Le contexte actuel de crise énergétique, l'augmentation des coûts qui en résulte et les mesures d'économie qui touchent l'ensemble de la population soulèvent de nombreuses questions. Certains de nos membres se demandent notamment quelle quantité d'énergie est consacrée à la mobilité électrique et s'il est judicieux d'investir dans la diffusion de cette technologie.
Selon Martin Bolliger, responsable du conseil en mobilité du TCS et expert en électromobilité, pour répondre à cette question, il est nécessaire de connaître le rôle que joue l'électricité dans la consommation globale d'énergie en Suisse.
Actuellement, plus de 250 000 voitures électriques circulent en Suisse. Elles consomment environ 1,25 % de l'électricité suisse et remplacent 250 000 000 (deux cent cinquante millions) de litres de carburant par an.
L'efficacité énergétique des voitures électriques est trois fois supérieure à celle des voitures à moteur à combustion. Cela signifie que le passage à cette nouvelle technologie permet d'économiser plus des deux tiers de l'énergie nécessaire jusqu'à présent.

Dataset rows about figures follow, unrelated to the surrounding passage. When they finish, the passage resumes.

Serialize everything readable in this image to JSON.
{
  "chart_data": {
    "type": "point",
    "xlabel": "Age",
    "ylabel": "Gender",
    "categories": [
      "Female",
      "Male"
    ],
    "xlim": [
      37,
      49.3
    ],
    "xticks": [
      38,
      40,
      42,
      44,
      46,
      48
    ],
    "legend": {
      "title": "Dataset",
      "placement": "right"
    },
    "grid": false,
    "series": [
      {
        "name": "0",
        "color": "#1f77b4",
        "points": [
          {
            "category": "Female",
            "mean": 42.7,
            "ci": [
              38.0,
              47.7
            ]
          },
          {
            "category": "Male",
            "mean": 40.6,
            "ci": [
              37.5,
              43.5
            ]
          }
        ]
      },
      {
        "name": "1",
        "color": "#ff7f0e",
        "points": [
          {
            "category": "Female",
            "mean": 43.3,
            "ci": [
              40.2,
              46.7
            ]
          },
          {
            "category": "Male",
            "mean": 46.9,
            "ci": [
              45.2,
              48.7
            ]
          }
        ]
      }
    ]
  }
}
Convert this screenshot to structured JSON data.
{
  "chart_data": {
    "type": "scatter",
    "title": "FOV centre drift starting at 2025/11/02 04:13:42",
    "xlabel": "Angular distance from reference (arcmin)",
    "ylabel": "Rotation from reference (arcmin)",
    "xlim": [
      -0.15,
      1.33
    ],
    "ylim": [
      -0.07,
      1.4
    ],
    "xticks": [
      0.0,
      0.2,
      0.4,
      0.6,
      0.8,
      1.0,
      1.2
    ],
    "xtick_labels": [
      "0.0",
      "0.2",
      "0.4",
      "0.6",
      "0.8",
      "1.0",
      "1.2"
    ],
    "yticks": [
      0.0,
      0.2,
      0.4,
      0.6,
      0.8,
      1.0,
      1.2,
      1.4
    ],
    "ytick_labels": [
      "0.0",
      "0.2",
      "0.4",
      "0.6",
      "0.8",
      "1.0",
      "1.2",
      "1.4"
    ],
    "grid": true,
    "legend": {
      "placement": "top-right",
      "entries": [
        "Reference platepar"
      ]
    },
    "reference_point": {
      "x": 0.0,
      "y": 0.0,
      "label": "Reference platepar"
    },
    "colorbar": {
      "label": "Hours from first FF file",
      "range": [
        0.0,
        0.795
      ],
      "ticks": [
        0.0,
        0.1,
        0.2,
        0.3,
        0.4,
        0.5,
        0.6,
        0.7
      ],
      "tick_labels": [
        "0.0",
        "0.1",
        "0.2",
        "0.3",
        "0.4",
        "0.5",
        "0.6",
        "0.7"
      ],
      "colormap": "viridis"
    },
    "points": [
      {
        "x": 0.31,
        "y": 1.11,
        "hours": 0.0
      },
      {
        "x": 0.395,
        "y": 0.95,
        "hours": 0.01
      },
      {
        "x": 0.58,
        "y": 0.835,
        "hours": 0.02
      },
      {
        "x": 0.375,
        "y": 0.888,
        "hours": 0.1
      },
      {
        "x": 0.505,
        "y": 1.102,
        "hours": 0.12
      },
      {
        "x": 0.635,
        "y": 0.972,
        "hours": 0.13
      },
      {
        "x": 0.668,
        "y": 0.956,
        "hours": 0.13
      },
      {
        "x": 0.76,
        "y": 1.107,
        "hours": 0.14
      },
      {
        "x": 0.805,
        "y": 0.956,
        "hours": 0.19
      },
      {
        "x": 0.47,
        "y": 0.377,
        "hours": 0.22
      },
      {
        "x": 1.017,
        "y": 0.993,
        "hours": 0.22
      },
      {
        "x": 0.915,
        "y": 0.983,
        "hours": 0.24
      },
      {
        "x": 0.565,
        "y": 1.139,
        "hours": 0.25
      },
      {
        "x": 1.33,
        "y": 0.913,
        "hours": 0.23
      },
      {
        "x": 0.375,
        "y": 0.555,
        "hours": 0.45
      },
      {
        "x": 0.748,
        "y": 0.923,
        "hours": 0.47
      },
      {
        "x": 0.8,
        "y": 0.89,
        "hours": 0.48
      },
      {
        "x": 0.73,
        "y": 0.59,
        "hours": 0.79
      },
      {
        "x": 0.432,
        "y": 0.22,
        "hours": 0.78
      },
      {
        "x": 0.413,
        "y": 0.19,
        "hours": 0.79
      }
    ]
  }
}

Si, à partir de 2035, pratiquement seules des voitures électriques sont vendues sur le marché des voitures neuves, ce n'est qu'à partir de 2050 environ que la grande majorité des voitures circulant sur les routes suisses seront électriques. Nous avons donc près de 30 ans pour mettre en place l'infrastructure de recharge nécessaire et augmenter la production d'électricité d'environ 15 à 20 %. Cela représente moins de 1 % par an et est déjà prévu dans la stratégie énergétique de la Suisse. Cela permettra de remplacer environ 50 TWh, soit 80 % du carburant.
Les voitures électriques sont importantes pour l'avenir de l'approvisionnement en électricité, car leurs batteries peuvent stocker l'énergie solaire et ainsi stabiliser le réseau électrique domestique. À l'avenir, les voitures électriques pourront également réinjecter de grandes quantités d'énergie et de puissance dans le réseau si nécessaire. En 2035, cette alimentation devrait permettre de remplacer une centrale nucléaire entière (Gösgen ou Leibstadt) pendant environ 50 heures. Les voitures électriques font partie de la solution, et non du problème.
La mobilité électrique réduit pratiquement à zéro les émissions de CO₂ des voitures, qui représentent aujourd'hui environ un tiers de la pollution totale.